Reliée par certains au giallo, cette modeste production de la seconde moitié des années ’80 s’apparente bien davantage, comme la majorité des titres de cette époque, à un drame érotique ponctué d’éléments de thriller. Une vague machination, sous l’influence manifeste de BODY DOUBLE, explique le rattachement de ce PROFUMO au « filone » italien. La principale différence avec le classique précité de Brian DePalma réside cependant dans l’orientation prise par Guiliana Gamba, lequel ne joue aucunement la carte de la surprise et observe, de l’intérieur, les manigances de Florence Guérin pour se venger de son tyrannique mari.

La belle Laurie supporte de plus en plus difficilement les jeux sexuels teintés de sadisme de son époux. Elle finit par fuir jusque sa maison au bord de la mer où elle fait la connaissance d’un jardinier aux longs cheveux blonds. Si leurs premières rencontres se passent mal, l’alchimie finit par fonctionner et Laurie devient sa maitresse. Malheureusement, son mari ne la laisse pas en paix et continue de la tourmenter. Pour lui échapper, Laurie décide de se travestir en homme tandis que son amant très efféminé va, pour sa part, adopter l’identité d’une jeune femme provocante. Laurie imagine alors de jouer sur le voyeurisme pervers de son époux et d’organiser une vengeance habilement machinée.

Né en 1953, Guiliana Gamba fut assistant réalisateur sur le scandaleux BESTIALITA de Peter Skerl et George Eastman (en 1976) avant de se tourner vers la mise en scène. Au début des années ’80, il dirige trois pornos puis livre ce PROFUMO encore fortement chargé en érotisme mais imprégné d’empreints aux sexy thrillers alors en vogue.

Hélas, Gamba semble surtout soucieux de dénuder sa vedette féminine contrainte de participer à plusieurs saynètes vaguement osées et perverses. PROFUMO se traine par conséquent sur un rythme assoupi et se repose entièrement sur une photographie classieuse qui joue adroitement du spectre coloré, certaines compositions rappelant ainsi les grandes heures du bis italien d’antan.
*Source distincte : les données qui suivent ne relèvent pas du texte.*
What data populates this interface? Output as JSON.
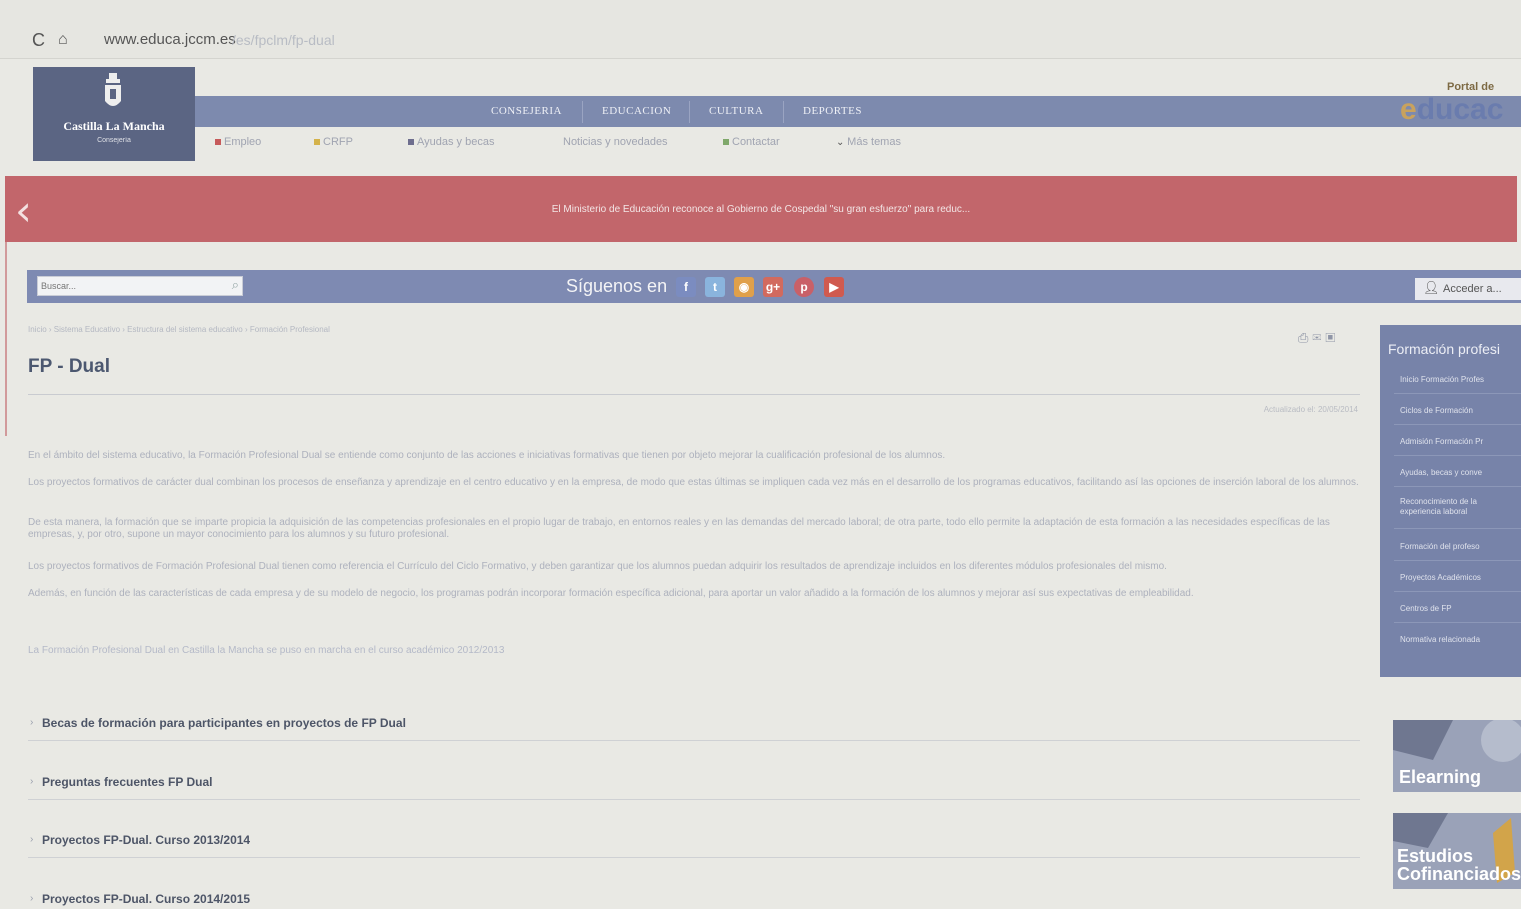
{
  "browser": {
    "url_host": "www.educa.jccm.es",
    "url_path": "/es/fpclm/fp-dual"
  },
  "header": {
    "logo_name": "Castilla La Mancha",
    "logo_sub": "Consejería",
    "nav": [
      "CONSEJERIA",
      "EDUCACION",
      "CULTURA",
      "DEPORTES"
    ],
    "portal_label": "Portal de",
    "brand_e": "e",
    "brand_rest": "ducac",
    "subnav": [
      {
        "label": "Empleo",
        "color": "#c65a5a"
      },
      {
        "label": "CRFP",
        "color": "#d4b24a"
      },
      {
        "label": "Ayudas y becas",
        "color": "#6e6e8e"
      },
      {
        "label": "Noticias y novedades",
        "color": ""
      },
      {
        "label": "Contactar",
        "color": "#7fa86a"
      },
      {
        "label": "Más temas",
        "color": ""
      }
    ]
  },
  "banner": {
    "text": "El Ministerio de Educación reconoce al Gobierno de Cospedal \"su gran esfuerzo\" para reduc..."
  },
  "searchbar": {
    "placeholder": "Buscar...",
    "follow": "Síguenos en",
    "social": [
      {
        "icon": "facebook-icon",
        "glyph": "f",
        "color": "#7b8cc0"
      },
      {
        "icon": "twitter-icon",
        "glyph": "t",
        "color": "#8ab4dd"
      },
      {
        "icon": "rss-icon",
        "glyph": "◉",
        "color": "#e0a04a"
      },
      {
        "icon": "googleplus-icon",
        "glyph": "g+",
        "color": "#d26a5e"
      },
      {
        "icon": "pinterest-icon",
        "glyph": "p",
        "color": "#c96068"
      },
      {
        "icon": "youtube-icon",
        "glyph": "▶",
        "color": "#d05a4f"
      }
    ],
    "access": "Acceder a..."
  },
  "main": {
    "breadcrumb": "Inicio › Sistema Educativo › Estructura del sistema educativo › Formación Profesional",
    "title": "FP - Dual",
    "updated": "Actualizado el: 20/05/2014",
    "paragraphs": [
      "En el ámbito del sistema educativo, la Formación Profesional Dual se entiende como conjunto de las acciones e iniciativas formativas que tienen por objeto mejorar la cualificación profesional de los alumnos.",
      "Los proyectos formativos de carácter dual combinan los procesos de enseñanza y aprendizaje en el centro educativo y en la empresa, de modo que estas últimas se impliquen cada vez más en el desarrollo de los programas educativos, facilitando así las opciones de inserción laboral de los alumnos.",
      "De esta manera, la formación que se imparte propicia la adquisición de las competencias profesionales en el propio lugar de trabajo, en entornos reales y en las demandas del mercado laboral; de otra parte, todo ello permite la adaptación de esta formación a las necesidades específicas de las empresas, y, por otro, supone un mayor conocimiento para los alumnos y su futuro profesional.",
      "Los proyectos formativos de Formación Profesional Dual tienen como referencia el Currículo del Ciclo Formativo, y deben garantizar que los alumnos puedan adquirir los resultados de aprendizaje incluidos en los diferentes módulos profesionales del mismo.",
      "Además, en función de las características de cada empresa y de su modelo de negocio, los programas podrán incorporar formación específica adicional, para aportar un valor añadido a la formación de los alumnos y mejorar así sus expectativas de empleabilidad.",
      "La Formación Profesional Dual en Castilla la Mancha se puso en marcha en el curso académico 2012/2013"
    ],
    "accordion": [
      "Becas de formación para participantes en proyectos de FP Dual",
      "Preguntas frecuentes FP Dual",
      "Proyectos FP-Dual. Curso 2013/2014",
      "Proyectos FP-Dual. Curso 2014/2015"
    ]
  },
  "sidebar": {
    "heading": "Formación profesi",
    "items": [
      "Inicio Formación Profes",
      "Ciclos de Formación",
      "Admisión Formación Pr",
      "Ayudas, becas y conve",
      "Reconocimiento de la experiencia laboral",
      "Formación del profeso",
      "Proyectos Académicos",
      "Centros de FP",
      "Normativa relacionada"
    ],
    "tiles": [
      "Elearning",
      "Estudios Cofinanciados"
    ]
  }
}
Malheureusement, cela ne suffit pas à susciter l’enthousiasme, la narration se montrant bien trop paresseuse pour maintenir l’intérêt.
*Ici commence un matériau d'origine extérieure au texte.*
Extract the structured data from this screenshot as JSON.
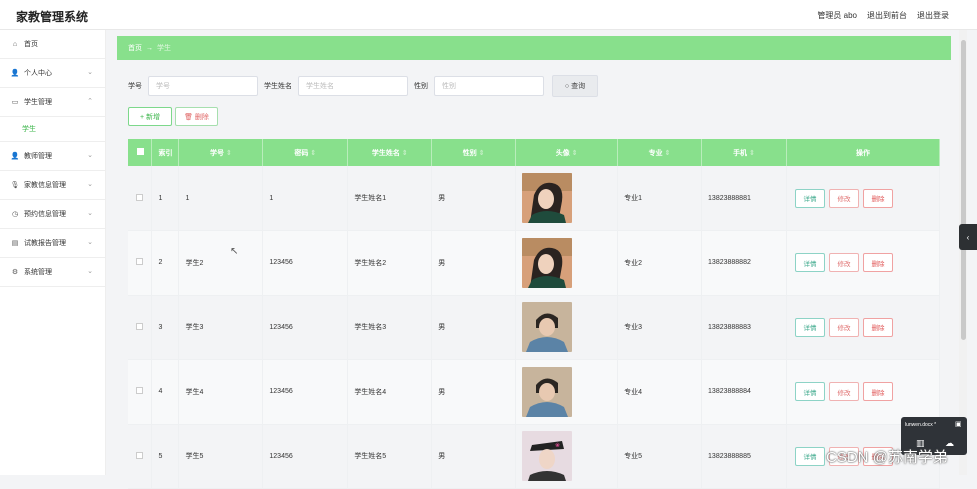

La mise en scène, elle aussi, propose le minimum syndical et n’évite pas les travers coutumiers du cinéma érotique de cette époque avec ralentis énamourés soutenus par une bande originale jazzy traversée de saxophone langoureux. Les comédiens, de leur côté, manquent de conviction mais la beauté très « papier glacé » de Florence Guérin pourra sans doute suffire aux érotomanes.
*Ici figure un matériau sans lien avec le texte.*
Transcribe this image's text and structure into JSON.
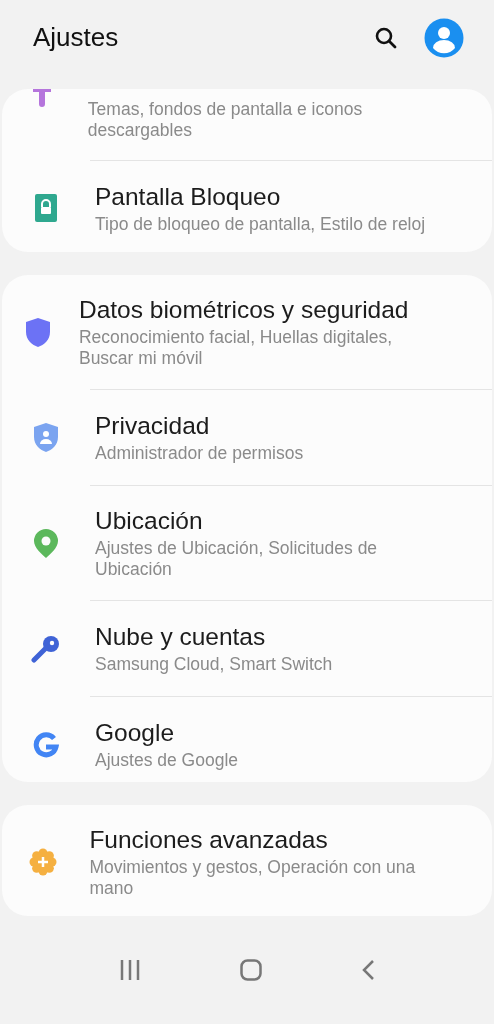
{
  "header": {
    "title": "Ajustes"
  },
  "groups": [
    {
      "items": [
        {
          "kind": "brush",
          "subtitle": "Temas, fondos de pantalla e iconos descargables"
        },
        {
          "kind": "lock",
          "title": "Pantalla Bloqueo",
          "subtitle": "Tipo de bloqueo de pantalla, Estilo de reloj"
        }
      ]
    },
    {
      "items": [
        {
          "kind": "shield",
          "title": "Datos biométricos y seguridad",
          "subtitle": "Reconocimiento facial, Huellas digitales, Buscar mi móvil"
        },
        {
          "kind": "privacy",
          "title": "Privacidad",
          "subtitle": "Administrador de permisos"
        },
        {
          "kind": "pin",
          "title": "Ubicación",
          "subtitle": "Ajustes de Ubicación, Solicitudes de Ubicación"
        },
        {
          "kind": "key",
          "title": "Nube y cuentas",
          "subtitle": "Samsung Cloud, Smart Switch"
        },
        {
          "kind": "g",
          "title": "Google",
          "subtitle": "Ajustes de Google"
        }
      ]
    },
    {
      "items": [
        {
          "kind": "gear",
          "title": "Funciones avanzadas",
          "subtitle": "Movimientos y gestos, Operación con una mano"
        }
      ]
    }
  ]
}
Dans l’ensemble, PROFUMO constitue un petit drame érotique parfumé de thriller à l’intérêt limité. Si les amateurs de giallo resteront sur leur faim, les inconditionnels du cinéma « sexy » des années ’80 pourront, à la rigueur, y jeter un œil distrait sans toutefois en attendre autre chose qu’un aimable divertissement atteignant, difficilement, la moyenne.